Specifically, the process is as follows:

The client appends a new ProtocolNameList field, containing the list of supported application protocols, into the ClientHello message.
The server inspects the ProtocolNameList field and returns a ProtocolName field indicating the selected protocol as part of the ServerHello message.

The server may respond with only a single protocol name, and if it does not support any that the client requests, then it may choose to abort the connection. As a result, once the TLS handshake is complete, both the secure tunnel is established, and the client and server are in agreement as to which application protocol will be used, they can begin communicating immediately.

ALPN eliminates the need for the HTTP Upgrade exchange, saving an extra roundtrip of latency. However, note that the TLS handshake itself still must be performed; hence ALPN negotiation is not any faster than HTTP Upgrade over an unencrypted channel. Instead, it ensures that application protocol negotiation over TLS is not any slower.

In NPN, the server advertised which protocols it supports, and the client then chose and confirmed the protocol whereas in ALPN, this exchange is reversed: the client now specifies which protocols it supports, and the server then selects and confirms the protocol. The rationale for the change is that this brings ALPN into closer alignment with other protocol negotiation standards. In other words, ALPN is a successor to NPN, and NPN is deprecated. Clients and servers that rely on NPN negotiation will have to be upgraded to use ALPN instead.



HTTP/2 :-




HTTP/2 (originally named HTTP/2.0) is the second major version of the HTTP network protocol used by the World Wide Web. It is based on SPDY. HTTP/2 was developed by the Hypertext Transfer Protocol working group (httpbis, where bis means "repeat" or "twice") of the Internet Engineering Task Force. HTTP/2 is the first new version of HTTP since HTTP 1.1, which was standardised in RFC 2068 in 1997.

Why not HTTP/1.2 ?
----------------

To achieve the performance goals set by the HTTP Working Group, HTTP/2 introduces a new binary framing layer that is not backward compatible with previous HTTP/1.x servers and clients. Hence the major protocol version increment to HTTP/2.

HTTP/2 leaves most of HTTP 1.1's high level syntax, such as methods, status codes, header fields, and URIs, the same.
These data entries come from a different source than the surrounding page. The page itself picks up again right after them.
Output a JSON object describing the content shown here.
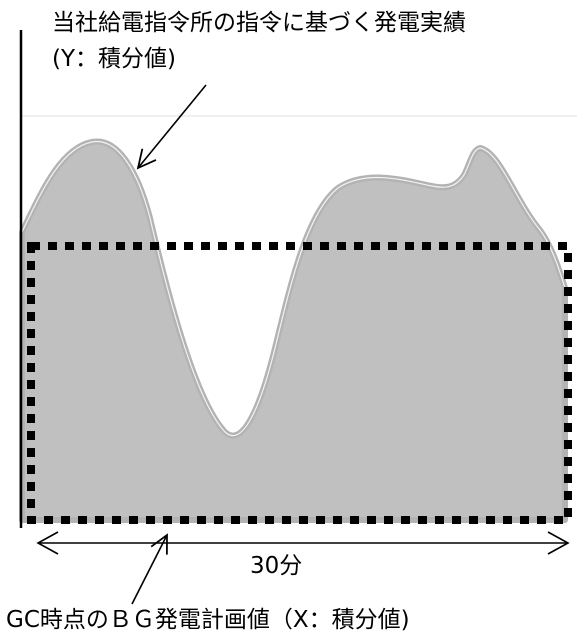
{
  "labels": {
    "actual_line1": "当社給電指令所の指令に基づく発電実績",
    "actual_line2": "(Y：積分値)",
    "duration": "30分",
    "plan": "GC時点のＢＧ発電計画値（X：積分値)"
  },
  "colors": {
    "area_fill": "#c0c0c0",
    "area_outline": "#b3b3b3",
    "inner_highlight": "#f2f2f2",
    "dotted_box": "#000000",
    "axis": "#000000",
    "upper_guideline": "#e6e6e6"
  },
  "icons": {
    "upper_arrow": "arrow-down-left-icon",
    "lower_arrow": "arrow-up-right-icon",
    "duration_arrow": "double-headed-arrow-icon"
  }
}
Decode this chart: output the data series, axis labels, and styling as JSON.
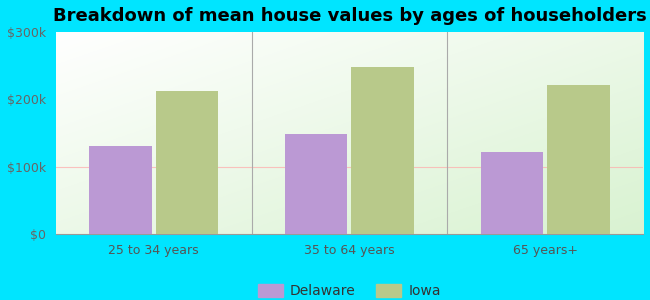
{
  "title": "Breakdown of mean house values by ages of householders",
  "categories": [
    "25 to 34 years",
    "35 to 64 years",
    "65 years+"
  ],
  "delaware_values": [
    130000,
    148000,
    122000
  ],
  "iowa_values": [
    213000,
    248000,
    222000
  ],
  "delaware_color": "#bb99d4",
  "iowa_color": "#b8c98a",
  "ylim": [
    0,
    300000
  ],
  "yticks": [
    0,
    100000,
    200000,
    300000
  ],
  "ytick_labels": [
    "$0",
    "$100k",
    "$200k",
    "$300k"
  ],
  "legend_labels": [
    "Delaware",
    "Iowa"
  ],
  "outer_bg": "#00e5ff",
  "bar_width": 0.32,
  "title_fontsize": 13,
  "axis_label_fontsize": 9,
  "legend_fontsize": 10
}
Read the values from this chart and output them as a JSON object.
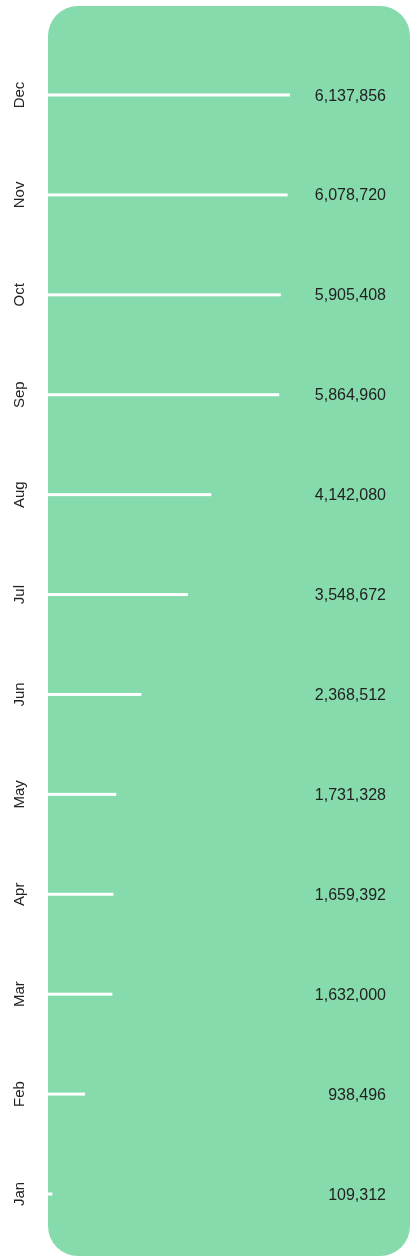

The element that is modified is how the data is framed and transported between the client and the server.

The standardisation effort came as an answer to SPDY, an HTTP-compatible protocol developed by Google. HTTP/2 uses a fixed Huffman code-based header compression algorithm, instead of SPDY's dynamic stream-based compression. This helps to reduce the potential for attacks on the protocol.

The httpbis working group considered Google's SPDY protocol, Microsoft's HTTP Speed+Mobility proposal (SPDY based), and Network-Friendly HTTP Upgrade.
HTTP/2 is defined for both HTTP URIs (i.e. without encryption) and for HTTPS URIs (over TLS, where TLS 1.2 or newer is required).
Although the standard itself does not require usage of encryption, most client implementations (Firefox, Chrome) have stated that they will only support HTTP/2 over TLS, which makes encryption de facto mandatory.
Roughly 1.2% of all websites support HTTP/2 till August 2015.